In the weeks following the bat flip, the plunking and the benches clearing, Keller caught tons of heat from South Siders on social media. But he was surprised he didn't get a more negative reaction the next time he came to Guaranteed Rate Field.
Keller drilled Anderson on April 17 and pitched at the corner of 35th and Shields a month later, May 28. He was expecting White Sox fans to let him have it. But apparently he didn't hear much.
"I get tagged in everything (on social media," Keller said during an appearance on The Charity Stripe podcast. "I got called every name under the sun after that, cuss words that I didn't even know what they were. They were just ripping me to shreds.
"But what was so funny is when we went back to Chicago, I didn't get booed, I didn't get called anything when I ran out to the mound. Nothing happened. For them being so passionate and loyal on social media, there was nothing at the game. I was expecting full-on (cursing and screaming). I was ready for it.

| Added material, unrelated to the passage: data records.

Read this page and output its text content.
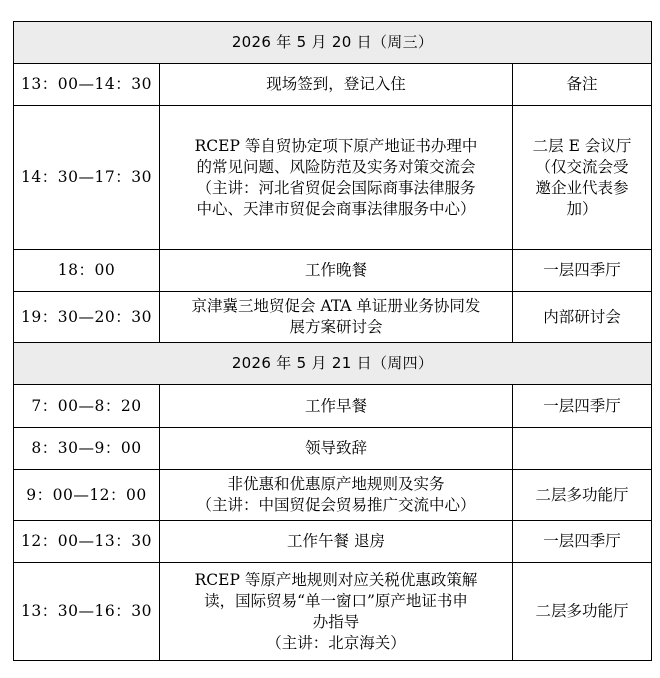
2026 年 5 月 20 日（周三）		
13：00—14：30	现场签到，登记入住	备注

14：30—17：30	RCEP 等自贸协定项下原产地证书办理中
的常见问题、风险防范及实务对策交流会
（主讲：河北省贸促会国际商事法律服务
中心、天津市贸促会商事法律服务中心）	二层 E 会议厅
（仅交流会受
邀企业代表参
加）

18：00	工作晚餐	一层四季厅

19：30—20：30	京津冀三地贸促会 ATA 单证册业务协同发
展方案研讨会	内部研讨会

2026 年 5 月 21 日（周四）		
7：00—8：20	工作早餐	一层四季厅

8：30—9：00	领导致辞	

9：00—12：00	非优惠和优惠原产地规则及实务
（主讲：中国贸促会贸易推广交流中心）	二层多功能厅

12：00—13：30	工作午餐 退房	一层四季厅

13：30—16：30	RCEP 等原产地规则对应关税优惠政策解
读，国际贸易“单一窗口”原产地证书申
办指导
（主讲：北京海关）	二层多功能厅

"In the visitor's bullpen (at Guaranteed Rate Field), there's a bar like underneath us just to the right. There's like a screen. You can't see in it, but they can see you. I was fully expecting, because everyone's drunk down there - it's kind of a sick place to watch a game - I was fully expecting for people to just wear me out. And there was crickets.
"One dude said one thing, and the girl he was with smacked the shit out of him, like I could hear it from the bullpen. It was hilarious. So I was fully expecting everything to come out. Nothing really happened."
Now, while this is almost sure to rev White Sox fans' engines even more for the next time they're able to greet Keller on the South Side, it also serves as a nice lesson in treating your fellow human beings with respect, especially online. Keller didn't get the same treatment at the park he did on social media because the things people say on social media are things they'd rarely say to someone's face. And that's as good an indication as any that they shouldn't be said at all.
Keller, too, could maybe use a reminder, not for what he said but what he did: throwing a projectile at another person because he didn't like the way he celebrated. It goes all ways.
However, such lessons are unlikely to completely spare Keller the next time he pitches in front of fans at Guaranteed Rate Field.
Under Major League Baseball's proposed altered schedule for a shortened 2020 season, the White Sox would face the Royals 13 times. That's fewer games than during a normal season, but it's a much greater percentage of the schedule. Almost 16 percent of the White Sox games would come against the Royals.
But it's also expected that those games will be played in empty stadiums. So Keller will likely hear those same "crickets" if he pitches on the South Side this season.
As for 2021? It will probably be a little louder.